The controlling UE 880 attempts to forward the audio 1 portion of this session to the controlled UE, UE-3, which is relayed to the SCC AS 888 (block 902) and sent to the IMS CN 886 (block 901). Shown as SUBSCRIBE. In Table 24, an exemplary SIP REFER request (UE-1 to SCC-AS) is described.

SIP 200 (OK) response as a response to the SIP SUBSCRIBE request is sent from the SCC AS888 via the IMS CN88 6 to UE-1 880 (respectively, blocks 903, 904). SCC-AS 888 sends a SIP NOTIFY request to UE-1 880 (blocks 905 and 906, respectively).

Table 25 describes an exemplary SIP NOTIFY request from SCC-AS to UE-1.

  The controlling UE, UE-1 880, acknowledges the SIP NOTIFY request by sending a SIP 200 (OK) response to the SCC-AS via IMS CN 886 (blocks 907, 908, respectively).

The controlling UE-1 880 sends a SIP REFER request destined for UE-3 884 to the SCC AS 888 via the IMS CN 886 (blocks 909, 910, respectively). Message blocks 909-910 includes a the Refer--to header addressed to UE-3 884, depending on the UE is another control other than the UE-3 884, lists currently audio line unsupported URI The SCC AS 888 recognizes that their purpose is to transfer media from the controlled UE (UE-2) to the controlled UE (UE-3) 884. The SCC AS 888 acknowledges the SIP REFER request by sending a SIP 202 (Accepted) response to the UE-1 880 that controls via the IMS CN 886 (blocks 911, 912, respectively).

SCC-AS888 uses SIP to transfer audio media components.
An INVITE request is sent to the UE controlled via IMS CN 886, UE-3 884 (blocks 913, 914, respectively). The SDP in the INVITE list is a media line in the collaborative session. To avoid UE-3 884 starting to transmit audio to remote UE 890, SCC-AS888 adds a line inactively in the SDP offer.

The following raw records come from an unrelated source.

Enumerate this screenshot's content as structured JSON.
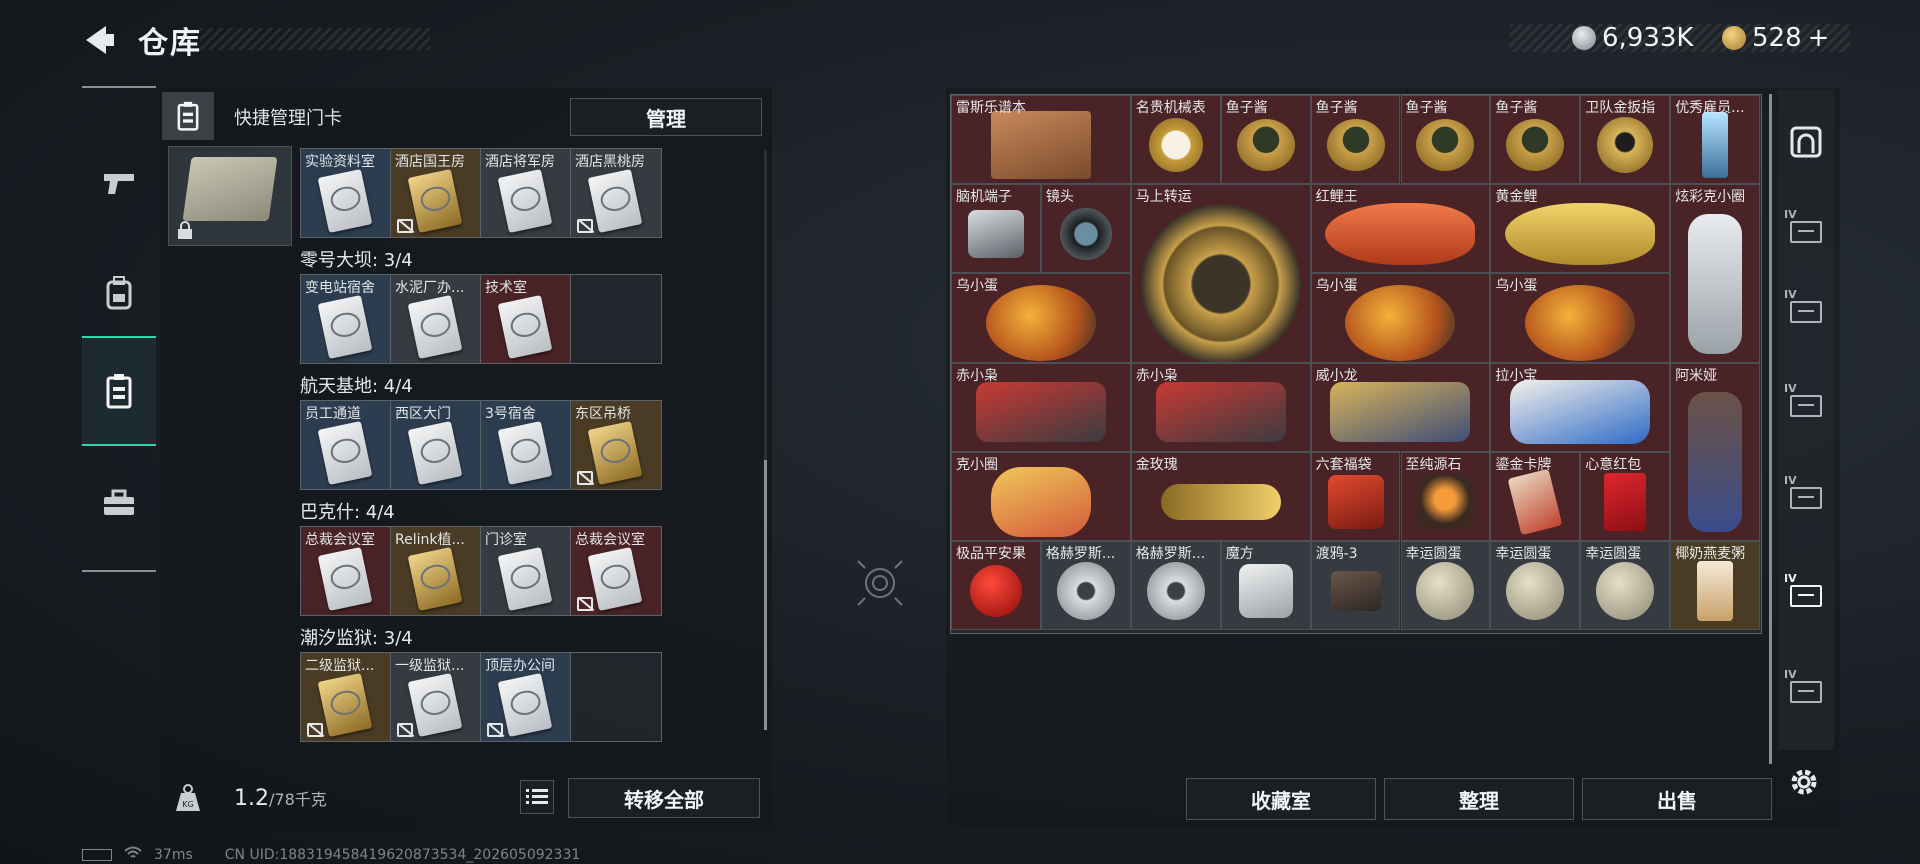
{
  "header": {
    "title": "仓库"
  },
  "currency": [
    {
      "icon": "silver-coin-icon",
      "value": "6,933K"
    },
    {
      "icon": "gold-coin-icon",
      "value": "528",
      "suffix": "+"
    }
  ],
  "left_rail": [
    {
      "icon": "pistol-icon",
      "active": false
    },
    {
      "icon": "backpack-icon",
      "active": false
    },
    {
      "icon": "keycard-icon",
      "active": true
    },
    {
      "icon": "toolbox-icon",
      "active": false
    }
  ],
  "keycard_panel": {
    "title": "快捷管理门卡",
    "manage_label": "管理",
    "groups": [
      {
        "title": "",
        "cards": [
          {
            "label": "实验资料室",
            "color": "blue",
            "locked": false
          },
          {
            "label": "酒店国王房",
            "color": "gold",
            "locked": true
          },
          {
            "label": "酒店将军房",
            "color": "gray",
            "locked": false
          },
          {
            "label": "酒店黑桃房",
            "color": "gray",
            "locked": true
          }
        ]
      },
      {
        "title": "零号大坝: 3/4",
        "cards": [
          {
            "label": "变电站宿舍",
            "color": "blue",
            "locked": false
          },
          {
            "label": "水泥厂办...",
            "color": "gray",
            "locked": false
          },
          {
            "label": "技术室",
            "color": "red",
            "locked": false
          },
          {
            "label": "",
            "color": "empty",
            "locked": false
          }
        ]
      },
      {
        "title": "航天基地: 4/4",
        "cards": [
          {
            "label": "员工通道",
            "color": "blue",
            "locked": false
          },
          {
            "label": "西区大门",
            "color": "blue",
            "locked": false
          },
          {
            "label": "3号宿舍",
            "color": "blue",
            "locked": false
          },
          {
            "label": "东区吊桥",
            "color": "gold",
            "locked": true
          }
        ]
      },
      {
        "title": "巴克什: 4/4",
        "cards": [
          {
            "label": "总裁会议室",
            "color": "red",
            "locked": false
          },
          {
            "label": "Relink植...",
            "color": "gold",
            "locked": false
          },
          {
            "label": "门诊室",
            "color": "gray",
            "locked": false
          },
          {
            "label": "总裁会议室",
            "color": "red",
            "locked": true
          }
        ]
      },
      {
        "title": "潮汐监狱: 3/4",
        "cards": [
          {
            "label": "二级监狱...",
            "color": "gold",
            "locked": true
          },
          {
            "label": "一级监狱...",
            "color": "gray",
            "locked": true
          },
          {
            "label": "顶层办公间",
            "color": "blue",
            "locked": true
          },
          {
            "label": "",
            "color": "empty",
            "locked": false
          }
        ]
      }
    ]
  },
  "bottom_left": {
    "weight_current": "1.2",
    "weight_max": "/78千克",
    "transfer_label": "转移全部"
  },
  "status": {
    "ping": "37ms",
    "uid": "CN UID:18831945841962087​3534_202605092331"
  },
  "grid_items": [
    {
      "label": "雷斯乐谱本",
      "art": "book",
      "bg": "red",
      "col": 0,
      "row": 0,
      "w": 2,
      "h": 1
    },
    {
      "label": "名贵机械表",
      "art": "watch",
      "bg": "red",
      "col": 2,
      "row": 0,
      "w": 1,
      "h": 1
    },
    {
      "label": "鱼子酱",
      "art": "caviar",
      "bg": "red",
      "col": 3,
      "row": 0,
      "w": 1,
      "h": 1
    },
    {
      "label": "鱼子酱",
      "art": "caviar",
      "bg": "red",
      "col": 4,
      "row": 0,
      "w": 1,
      "h": 1
    },
    {
      "label": "鱼子酱",
      "art": "caviar",
      "bg": "red",
      "col": 5,
      "row": 0,
      "w": 1,
      "h": 1
    },
    {
      "label": "鱼子酱",
      "art": "caviar",
      "bg": "red",
      "col": 6,
      "row": 0,
      "w": 1,
      "h": 1
    },
    {
      "label": "卫队金扳指",
      "art": "ring",
      "bg": "red",
      "col": 7,
      "row": 0,
      "w": 1,
      "h": 1
    },
    {
      "label": "优秀雇员...",
      "art": "crystal",
      "bg": "red",
      "col": 8,
      "row": 0,
      "w": 1,
      "h": 1
    },
    {
      "label": "脑机端子",
      "art": "terminal",
      "bg": "red",
      "col": 0,
      "row": 1,
      "w": 1,
      "h": 1
    },
    {
      "label": "镜头",
      "art": "lens",
      "bg": "red",
      "col": 1,
      "row": 1,
      "w": 1,
      "h": 1
    },
    {
      "label": "马上转运",
      "art": "wheel",
      "bg": "red",
      "col": 2,
      "row": 1,
      "w": 2,
      "h": 2
    },
    {
      "label": "红鲤王",
      "art": "koi",
      "bg": "red",
      "col": 4,
      "row": 1,
      "w": 2,
      "h": 1
    },
    {
      "label": "黄金鲤",
      "art": "carp",
      "bg": "red",
      "col": 6,
      "row": 1,
      "w": 2,
      "h": 1
    },
    {
      "label": "炫彩克小圈",
      "art": "doll",
      "bg": "red",
      "col": 8,
      "row": 1,
      "w": 1,
      "h": 2
    },
    {
      "label": "乌小蛋",
      "art": "egg",
      "bg": "red",
      "col": 0,
      "row": 2,
      "w": 2,
      "h": 1
    },
    {
      "label": "乌小蛋",
      "art": "egg",
      "bg": "red",
      "col": 4,
      "row": 2,
      "w": 2,
      "h": 1
    },
    {
      "label": "乌小蛋",
      "art": "egg",
      "bg": "red",
      "col": 6,
      "row": 2,
      "w": 2,
      "h": 1
    },
    {
      "label": "赤小枭",
      "art": "mech",
      "bg": "red",
      "col": 0,
      "row": 3,
      "w": 2,
      "h": 1
    },
    {
      "label": "赤小枭",
      "art": "mech",
      "bg": "red",
      "col": 2,
      "row": 3,
      "w": 2,
      "h": 1
    },
    {
      "label": "威小龙",
      "art": "dragon",
      "bg": "red",
      "col": 4,
      "row": 3,
      "w": 2,
      "h": 1
    },
    {
      "label": "拉小宝",
      "art": "lax",
      "bg": "red",
      "col": 6,
      "row": 3,
      "w": 2,
      "h": 1
    },
    {
      "label": "阿米娅",
      "art": "amiya",
      "bg": "red",
      "col": 8,
      "row": 3,
      "w": 1,
      "h": 2
    },
    {
      "label": "克小圈",
      "art": "clown",
      "bg": "red",
      "col": 0,
      "row": 4,
      "w": 2,
      "h": 1
    },
    {
      "label": "金玫瑰",
      "art": "rose",
      "bg": "red",
      "col": 2,
      "row": 4,
      "w": 2,
      "h": 1
    },
    {
      "label": "六套福袋",
      "art": "bag",
      "bg": "red",
      "col": 4,
      "row": 4,
      "w": 1,
      "h": 1
    },
    {
      "label": "至纯源石",
      "art": "ore",
      "bg": "red",
      "col": 5,
      "row": 4,
      "w": 1,
      "h": 1
    },
    {
      "label": "鎏金卡牌",
      "art": "cardw",
      "bg": "red",
      "col": 6,
      "row": 4,
      "w": 1,
      "h": 1
    },
    {
      "label": "心意红包",
      "art": "envelope",
      "bg": "red",
      "col": 7,
      "row": 4,
      "w": 1,
      "h": 1
    },
    {
      "label": "极品平安果",
      "art": "apple",
      "bg": "red",
      "col": 0,
      "row": 5,
      "w": 1,
      "h": 1
    },
    {
      "label": "格赫罗斯...",
      "art": "medal",
      "bg": "gray",
      "col": 1,
      "row": 5,
      "w": 1,
      "h": 1
    },
    {
      "label": "格赫罗斯...",
      "art": "medal",
      "bg": "gray",
      "col": 2,
      "row": 5,
      "w": 1,
      "h": 1
    },
    {
      "label": "魔方",
      "art": "cube",
      "bg": "gray",
      "col": 3,
      "row": 5,
      "w": 1,
      "h": 1
    },
    {
      "label": "渡鸦-3",
      "art": "tape",
      "bg": "gray",
      "col": 4,
      "row": 5,
      "w": 1,
      "h": 1
    },
    {
      "label": "幸运圆蛋",
      "art": "egglucky",
      "bg": "gray",
      "col": 5,
      "row": 5,
      "w": 1,
      "h": 1
    },
    {
      "label": "幸运圆蛋",
      "art": "egglucky",
      "bg": "gray",
      "col": 6,
      "row": 5,
      "w": 1,
      "h": 1
    },
    {
      "label": "幸运圆蛋",
      "art": "egglucky",
      "bg": "gray",
      "col": 7,
      "row": 5,
      "w": 1,
      "h": 1
    },
    {
      "label": "椰奶燕麦粥",
      "art": "oat",
      "bg": "gold",
      "col": 8,
      "row": 5,
      "w": 1,
      "h": 1
    }
  ],
  "right_buttons": {
    "collect": "收藏室",
    "sort": "整理",
    "sell": "出售"
  },
  "storage_pages": [
    {
      "icon": "safe-box-icon",
      "level": "",
      "active": false
    },
    {
      "icon": "storage-page-icon",
      "level": "IV",
      "active": false
    },
    {
      "icon": "storage-page-icon",
      "level": "IV",
      "active": false
    },
    {
      "icon": "storage-page-icon",
      "level": "IV",
      "active": false
    },
    {
      "icon": "storage-page-icon",
      "level": "IV",
      "active": false
    },
    {
      "icon": "storage-page-icon",
      "level": "IV",
      "active": true
    },
    {
      "icon": "storage-page-icon",
      "level": "IV",
      "active": false
    }
  ]
}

Table 26 describes an exemplary SIP INVITE request (SCC-AS to UE-3).

The controlled UE-3 884 acknowledges the SIP INVITE by sending a SIP 200 (OK) response to the SCC-AS 888 via the IMS CN 886 (blocks 915, 916, respectively). Table 27 describes an exemplary SIP 200 OK response.

SCC-AS888 sends a SIP ACK request to UE-3 via IMS CN886.
To 884 (blocks 917 and 918, respectively).

  The SCC-AS 888 sends a SIP NOTIFY request informing about the successful status of the transfer of audio 1 to the controlled UE-3 884 to the controlling UE, UE-1 880 via the IMS CN 886 (block 919, respectively). 920).

Table 28 describes an exemplary SIP NOTIFY request (SCC-AS to UE-1).

  The controlling UE-1 acknowledges the SIP NOTIFY request by sending a SIP 200 (OK) response to the SCC-AS 888 via the IMS CN 886 (blocks 921, 922, respectively).

The controlling UE 880 sends a SUBSCRIBE request to the SCC AS 888 via the IMS CN 886 to subscribe to an existing dialog between the controlling UE-1 880 and the SCC AS 888 (blocks 923, 924, respectively).

  The SCC AS 888 acknowledges the SIP SUBSCRIBE request by sending a SIP 200 (OK) response to the controlling UE-1 880 via the IMS CN 886 (blocks 925 and 926, respectively).

The SCC AS 888 sends a SIP NOTIFY request including SDP for the controlled UE-2, controlled UE-3, and remote UE to the controlled UE-2 882 via the IMS CN 886 (block 927, respectively). 928).

  The controlled UE-2 882 acknowledges the SIP NOTIFY request by sending a SIP 200 (OK) response to the SCC AS 888 via the IMS CN 886 (blocks 929 and 930, respectively).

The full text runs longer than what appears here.